I do have a solution though but it does require to migrate to Atlas… which also has the advantage to guarantee that you will never have to do that ever again. :smiley:

The MongoDB Atlas Live Import supports a migration path from 3.2 to 4.0 and later so definitely 3.2 to 4.4 or even 5.0. This has the benefit to secure the migration.

Once you are in 4.4 or 5.0 in Atlas, nothing prevents you from taking the snapshot back home and restore on your home-made cluster. Or stay in Atlas if you prefer to stay there and avoid other troubles in the future with some other DIY or upgrade job.

Atlas provides all this kind of automation & monitoring so you don’t have to worry about it and focus on the real added value of your product.

Cheers,
Maxime.

1 Like

Many thanks for your answer @MaBeuLux88 .

Just for information, here command mongodump (V3.2) to create a dump from a MongoDB 3.2 instance and restore with mongorestore (V4.4) works without error to MongoDB 4.4 instance.

root@user:/# mongodump 
...
2022-04-01T11:49:05.967+0200	done dumping test (1109730 documents)
root@user:/# mongorestore \
	--objcheck \
	--stopOnError
	--stopOnError \
	--maintainInsertionOrder \
	--drop \
	--preserveUUID
....
2022-04-01T15:34:13.780+0000	3881921 document(s) restored successfully. 0 document(s) failed to restore.

What is your opinion on it?


Related to MongoDB Atlas, I am on an on-premise environment and I can not reach/use external cloud services. How I can deal for the best with these constraints?

Hey again,

Well it’s not something that MongoDB tests. Maybe it does work, maybe not perfectly. Maybe some complex field types might not survive the transfert.

Without Atlas the official solution would be to migrate 3.2 => 3.4 => 3.6 => 4.0 => 4.2 => 4.4 => 5.0 but as you can guess, it’s a bit long to do and each major release has it’s bundle of things that needs to be done between each migration. Like setFeatureCompatibilityVersion() for example.

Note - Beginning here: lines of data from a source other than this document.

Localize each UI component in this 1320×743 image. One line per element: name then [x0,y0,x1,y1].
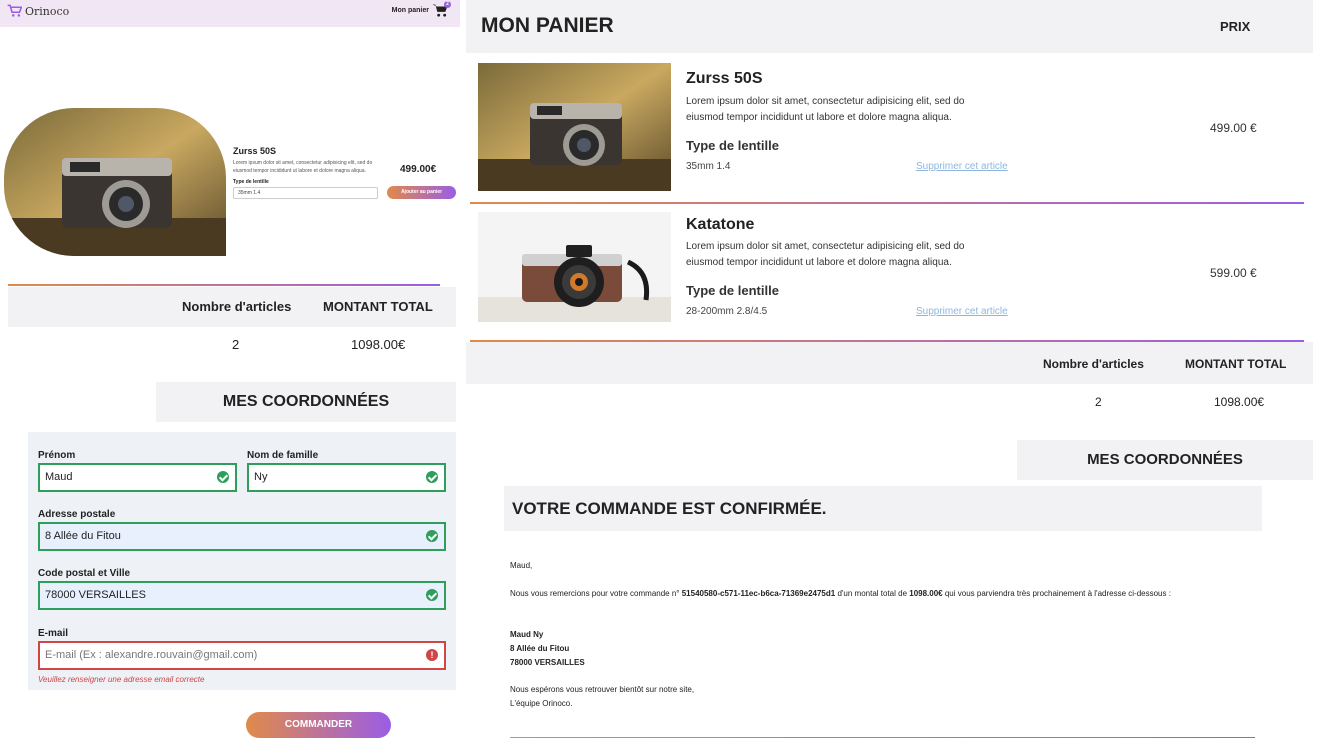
address-name: Maud Ny [510,630,544,639]
remove-item-link[interactable]: Supprimer cet article [916,161,1008,172]
cart-title: MON PANIER [481,14,614,37]
item-price: 499.00 € [1210,121,1257,135]
address-street: 8 Allée du Fitou [510,644,570,653]
confirmation-header: VOTRE COMMANDE EST CONFIRMÉE. [504,486,1262,531]
address-label: Adresse postale [38,509,116,520]
item-lens-value: 28-200mm 2.8/4.5 [686,306,768,317]
item-lens-value: 35mm 1.4 [686,161,731,172]
cart-icon: 2 [432,1,451,18]
item-name: Katatone [686,216,755,233]
address-value: 8 Allée du Fitou [45,530,121,542]
totals-header: Nombre d'articles MONTANT TOTAL [466,342,1313,384]
zip-city-value: 78000 VERSAILLES [45,589,146,601]
totals-header: Nombre d'articles MONTANT TOTAL [8,287,456,327]
last-name-value: Ny [254,471,268,483]
remove-item-link[interactable]: Supprimer cet article [916,306,1008,317]
logo-text: Orinoco [25,4,70,18]
zip-city-field[interactable]: 78000 VERSAILLES [38,581,446,610]
item-camera-image [478,63,671,191]
product-camera-image [4,108,226,256]
navbar: Orinoco Mon panier 2 [0,0,460,27]
cart-header: MON PANIER PRIX [466,0,1313,53]
valid-check-icon [426,589,438,601]
error-alert-icon: ! [426,649,438,661]
item-lens-label: Type de lentille [686,138,779,153]
email-field[interactable]: E-mail (Ex : alexandre.rouvain@gmail.com… [38,641,446,670]
item-count-value: 2 [232,337,240,352]
confirmation-greeting: Maud, [510,561,533,570]
confirmation-title: VOTRE COMMANDE EST CONFIRMÉE. [512,499,827,518]
cart-count-badge: 2 [444,1,451,8]
valid-check-icon [217,471,229,483]
total-amount-header: MONTANT TOTAL [323,299,433,314]
divider [8,284,440,286]
total-amount-value: 1098.00€ [351,337,406,352]
zip-city-label: Code postal et Ville [38,568,131,579]
nav-cart-label: Mon panier [391,7,429,14]
lens-select[interactable]: 35mm 1.4 [233,187,378,199]
item-description: Lorem ipsum dolor sit amet, consectetur … [686,96,965,123]
email-label: E-mail [38,628,69,639]
confirmation-message: Nous vous remercions pour votre commande… [510,587,1250,601]
item-camera-image [478,212,671,322]
item-count-value: 2 [1095,395,1102,409]
closing-line-2: L'équipe Orinoco. [510,699,573,708]
first-name-label: Prénom [38,450,76,461]
last-name-label: Nom de famille [247,450,319,461]
coords-title: MES COORDONNÉES [156,382,456,422]
item-name: Zurss 50S [686,70,763,87]
item-lens-label: Type de lentille [686,283,779,298]
item-description: Lorem ipsum dolor sit amet, consectetur … [686,241,965,268]
closing-line-1: Nous espérons vous retrouver bientôt sur… [510,685,695,694]
product-page-panel: Orinoco Mon panier 2 Zurss 50S Lorem ips… [0,0,462,743]
valid-check-icon [426,530,438,542]
order-button[interactable]: COMMANDER [246,712,391,738]
thanks-text-2: d'un montal total de [837,589,908,598]
email-placeholder: E-mail (Ex : alexandre.rouvain@gmail.com… [45,649,258,661]
lens-label: Type de lentille [233,179,269,185]
divider [510,737,1255,738]
closing-message: Nous espérons vous retrouver bientôt sur… [510,683,694,711]
coords-title: MES COORDONNÉES [1017,440,1313,480]
divider [470,202,1304,204]
cart-item: Zurss 50S Lorem ipsum dolor sit amet, co… [466,63,1313,203]
total-amount-header: MONTANT TOTAL [1185,357,1287,371]
address-field[interactable]: 8 Allée du Fitou [38,522,446,551]
shopping-cart-logo-icon [7,4,22,17]
first-name-value: Maud [45,471,73,483]
last-name-field[interactable]: Ny [247,463,446,492]
order-total: 1098.00€ [909,589,943,598]
order-id: 51540580-c571-11ec-b6ca-71369e2475d1 [681,589,836,598]
add-to-cart-button[interactable]: Ajouter au panier [387,186,456,199]
product-info: Zurss 50S Lorem ipsum dolor sit amet, co… [233,146,381,199]
address-city: 78000 VERSAILLES [510,658,585,667]
total-amount-value: 1098.00€ [1214,395,1265,409]
logo[interactable]: Orinoco [7,4,69,18]
cart-confirmation-panel: MON PANIER PRIX Zurss 50S Lorem ipsum do… [466,0,1320,743]
product-description: Lorem ipsum dolor sit amet, consectetur … [233,160,373,174]
item-price: 599.00 € [1210,266,1257,280]
email-error-message: Veuillez renseigner une adresse email co… [38,675,205,684]
valid-check-icon [426,471,438,483]
thanks-text-1: Nous vous remercions pour votre commande… [510,589,680,598]
delivery-address: Maud Ny 8 Allée du Fitou 78000 VERSAILLE… [510,628,585,670]
price-header: PRIX [1220,19,1251,34]
product-title: Zurss 50S [233,146,277,156]
item-count-header: Nombre d'articles [1043,357,1144,371]
thanks-text-3: qui vous parviendra très prochainement à… [944,589,1171,598]
first-name-field[interactable]: Maud [38,463,237,492]
nav-cart-link[interactable]: Mon panier 2 [391,1,451,18]
cart-item: Katatone Lorem ipsum dolor sit amet, con… [466,212,1313,352]
product-price: 499.00€ [400,164,437,175]
item-count-header: Nombre d'articles [182,299,292,314]
product-card: Zurss 50S Lorem ipsum dolor sit amet, co… [4,108,460,256]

You can find all these informations in the release notes for each version: https://www.mongodb.com/docs/manual/release-notes/5.0-upgrade-replica-set/.

With this solution, it would be possible to achieve a zero down time upgrade. If you can afford a downtime, then your solution is probably better but test it in and out to make sure there is no data loss.

Cheers,
Maxime.

@MaBeuLux88 Thanks for your answer.

If y read the documentation process for MongoDB E.g. Upgrade a Standalone to 3.4

There are 2 steps:
1 - Replace existing 3.2 binaries with the 3.4 binaries.
2 - Enable backwards-incompatible 3.4 features.

Questions:

  • The seconds’ step “Enable backwards-incompatible 3.4 features.” seems optional isn’t it?
  • How do I know that migration has been achieved?
  • Does scripting the migration procedure with MongoDB docker containers (one container per version) seem like a good idea to you?

No it’s not optional because it’s a prerequisistes for the upgrade to 3.6, etc. See the docs : https://www.mongodb.com/docs/manual/release-notes/3.6-upgrade-replica-set/#prerequisites

All the steps are important. They are here for a reason.

When you have your RS running with the new binaries and you are done following all the upgrade instructions. Also, make sure your RS is stable (rs.status()) before anything else.

No because during the rolling upgrade procedure, you need to check that the new node has rejoined successfully the RS and you need to make sure that it’s catching up with the primary and rejoining as a Secondary. You can only upgrade the next secondary node once the previous one is done upgrade and the RS is back in a stable state.